Friday, May 20, 2005

WSJ : Goodbye to the 'Currency Board'

By GARY MOON-CHEUNG SHIU [Editorial writer for Apple Daily in Hong Kong]

May 20, 2005

Imagine you were an investor, then ask yourself the following question: with the wide interest rate differential between Hong Kong and the U.S., why shouldn't one borrow money in Hong Kong where interest rates are low, convert them into U.S. dollars and then invest these in the U.S. to reap higher returns?

With a "currency board" in place here in Hong Kong, that is exactly what is supposed to happen when interest rates diverge. The "arbitrage" you would have just performed would make interest rates rise in Hong Kong, while the increased abundance of dollars in the U.S. would make interest rates there drop. Such activities would thus restore the balance between the two places.

That has stopped happening in Hong Kong of late, however. A large inflow of hot money betting on the revaluation of the Chinese yuan has resulted in a local rate that is lower than the American one. The question is why?

The answer lies in a series of reform measures orchestrated by the Hong Kong Monetary Authority (HKMA) in 1998. In a bid to forestall future speculative attacks on the local currency following the Asian financial crisis, the HKMA introduced a host of reform measures aimed at mending loopholes in the currency board system that provided openings for speculators. One of those measures was the so-called Convertibility Undertaking.

Under this arrangement, licensed banks can convert Hong Kong dollars into U.S. dollars at the fixed exchange rate of HK$7.75 to US$1 through clearing accounts with the HKMA. But that is not all.

As the HKMA only allowed cash transactions, the extent to which the conversion could take place is limited. And therein lies the explanation of why the above arbitrage mechanism does not work this time round.

What the cash transactions requirement does is limiting peoples' ability to engage in arbitraging activities. For it will require an arbitrager to accumulate large amounts of cash to make such activities economically justifiable. And with arbitrage activities discouraged, an interest rate differential between Hong Kong and the U.S. will persist.

Now the perverse consequences of such interest rate differentials have surfaced. Signs of a property bubble are emerging amid a low interest environment here in the territory. To prevent such a property bubble from happening, HKMA recently extended its convertibility commitment. Now conversion of one U.S. dollar into the local dollar can take place within the HK$7.75 to HK$7.85 band. In other words, instead of correcting the malfunctioning of the interest rate arbitraging mechanism by getting rid of the cash requirement, HKMA has started tinkering with the exchange rate in a bid to restore the interest rate balance.

The major problem with this shift in approach is that the HKMA is gradually, without anyone noticing, transforming itself into a central bank. In the process, Hong Kong's arrangement is drifting further and further away from what an orthodox currency board system should look like. The main virtue of an orthodox currency board system is that it works under autopilot. Under such an arrangement, the government's hands are tied regarding monetary matters. Government discretion in monetary matters is thereby prevented and monetary stability ensured. The latest move by the HKMA, in creating an upper and lower exchange rate band within which it will intervene, puts some discretionary power back in the hands of the monetary authorities.
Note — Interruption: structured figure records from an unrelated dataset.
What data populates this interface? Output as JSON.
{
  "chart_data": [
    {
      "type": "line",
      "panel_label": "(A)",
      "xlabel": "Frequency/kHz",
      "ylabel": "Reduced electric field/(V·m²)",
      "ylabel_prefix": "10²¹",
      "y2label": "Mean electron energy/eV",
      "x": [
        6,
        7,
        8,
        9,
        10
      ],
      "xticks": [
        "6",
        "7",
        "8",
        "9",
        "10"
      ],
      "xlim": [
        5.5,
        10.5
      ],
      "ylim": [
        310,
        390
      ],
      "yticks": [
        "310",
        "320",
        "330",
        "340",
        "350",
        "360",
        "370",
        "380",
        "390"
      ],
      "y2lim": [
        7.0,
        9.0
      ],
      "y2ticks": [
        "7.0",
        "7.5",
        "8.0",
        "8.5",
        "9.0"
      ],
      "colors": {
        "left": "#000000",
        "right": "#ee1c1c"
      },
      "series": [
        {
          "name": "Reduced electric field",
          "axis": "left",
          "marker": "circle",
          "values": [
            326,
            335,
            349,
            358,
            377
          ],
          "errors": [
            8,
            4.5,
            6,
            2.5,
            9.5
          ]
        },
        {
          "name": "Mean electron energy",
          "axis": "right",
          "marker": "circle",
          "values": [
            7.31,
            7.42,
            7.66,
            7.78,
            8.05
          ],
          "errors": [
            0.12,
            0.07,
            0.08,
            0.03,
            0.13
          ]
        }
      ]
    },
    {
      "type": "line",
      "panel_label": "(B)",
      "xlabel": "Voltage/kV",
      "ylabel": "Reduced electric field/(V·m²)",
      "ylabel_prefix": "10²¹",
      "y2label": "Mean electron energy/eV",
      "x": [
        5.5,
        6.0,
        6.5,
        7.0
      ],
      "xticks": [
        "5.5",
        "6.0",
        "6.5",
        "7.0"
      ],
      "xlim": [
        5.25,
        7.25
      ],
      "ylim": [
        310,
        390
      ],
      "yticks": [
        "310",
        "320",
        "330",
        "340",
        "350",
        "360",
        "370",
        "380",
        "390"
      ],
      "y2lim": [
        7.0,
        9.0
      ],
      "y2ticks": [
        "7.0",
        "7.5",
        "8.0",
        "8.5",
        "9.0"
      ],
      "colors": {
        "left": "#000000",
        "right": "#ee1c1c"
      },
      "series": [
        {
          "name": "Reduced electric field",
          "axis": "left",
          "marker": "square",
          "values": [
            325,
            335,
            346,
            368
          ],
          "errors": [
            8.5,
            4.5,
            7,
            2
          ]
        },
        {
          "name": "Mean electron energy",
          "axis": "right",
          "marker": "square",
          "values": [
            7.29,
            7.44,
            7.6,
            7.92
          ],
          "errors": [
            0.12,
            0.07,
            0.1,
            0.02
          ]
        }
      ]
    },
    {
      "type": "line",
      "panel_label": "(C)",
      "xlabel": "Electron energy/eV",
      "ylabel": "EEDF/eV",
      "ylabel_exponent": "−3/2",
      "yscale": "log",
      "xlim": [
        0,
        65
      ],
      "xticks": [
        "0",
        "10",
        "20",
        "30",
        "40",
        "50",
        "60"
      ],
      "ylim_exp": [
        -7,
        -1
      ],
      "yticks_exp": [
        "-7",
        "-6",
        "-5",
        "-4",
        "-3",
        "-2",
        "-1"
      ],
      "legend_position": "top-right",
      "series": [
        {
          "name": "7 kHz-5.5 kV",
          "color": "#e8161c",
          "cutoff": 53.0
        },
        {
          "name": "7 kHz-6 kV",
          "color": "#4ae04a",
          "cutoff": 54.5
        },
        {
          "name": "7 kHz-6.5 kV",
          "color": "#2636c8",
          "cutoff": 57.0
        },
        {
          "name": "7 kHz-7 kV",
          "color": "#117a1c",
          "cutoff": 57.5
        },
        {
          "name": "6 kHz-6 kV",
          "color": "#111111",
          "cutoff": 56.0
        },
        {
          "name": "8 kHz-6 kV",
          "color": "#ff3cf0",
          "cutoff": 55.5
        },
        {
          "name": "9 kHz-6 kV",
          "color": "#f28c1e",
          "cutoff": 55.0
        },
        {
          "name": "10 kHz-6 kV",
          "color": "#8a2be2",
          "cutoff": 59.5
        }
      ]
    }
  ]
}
And this is not the first time. Back in 1999, in a paper entitled "The Importance of Being Orthodox", American economist Kurt Schuler wrote, "[t]he HKMA today looks more like a typical central bank than an orthodox currency board. It manages government funds, issues securities; lends to banks; supervises financial institutions; influences interest rates; intervenes in the foreign-exchange market; and in 1998 it even supported the stock market -- none of which a simple, orthodox currency board does, and some of which many central banks do not even do."

That's why we now use quotation marks when referring to Hong Kong's "currency board," because the territory's current monetary arrangements have turned the term into a misnomer. The latest act on the part of the HKMA only reinforces that belief.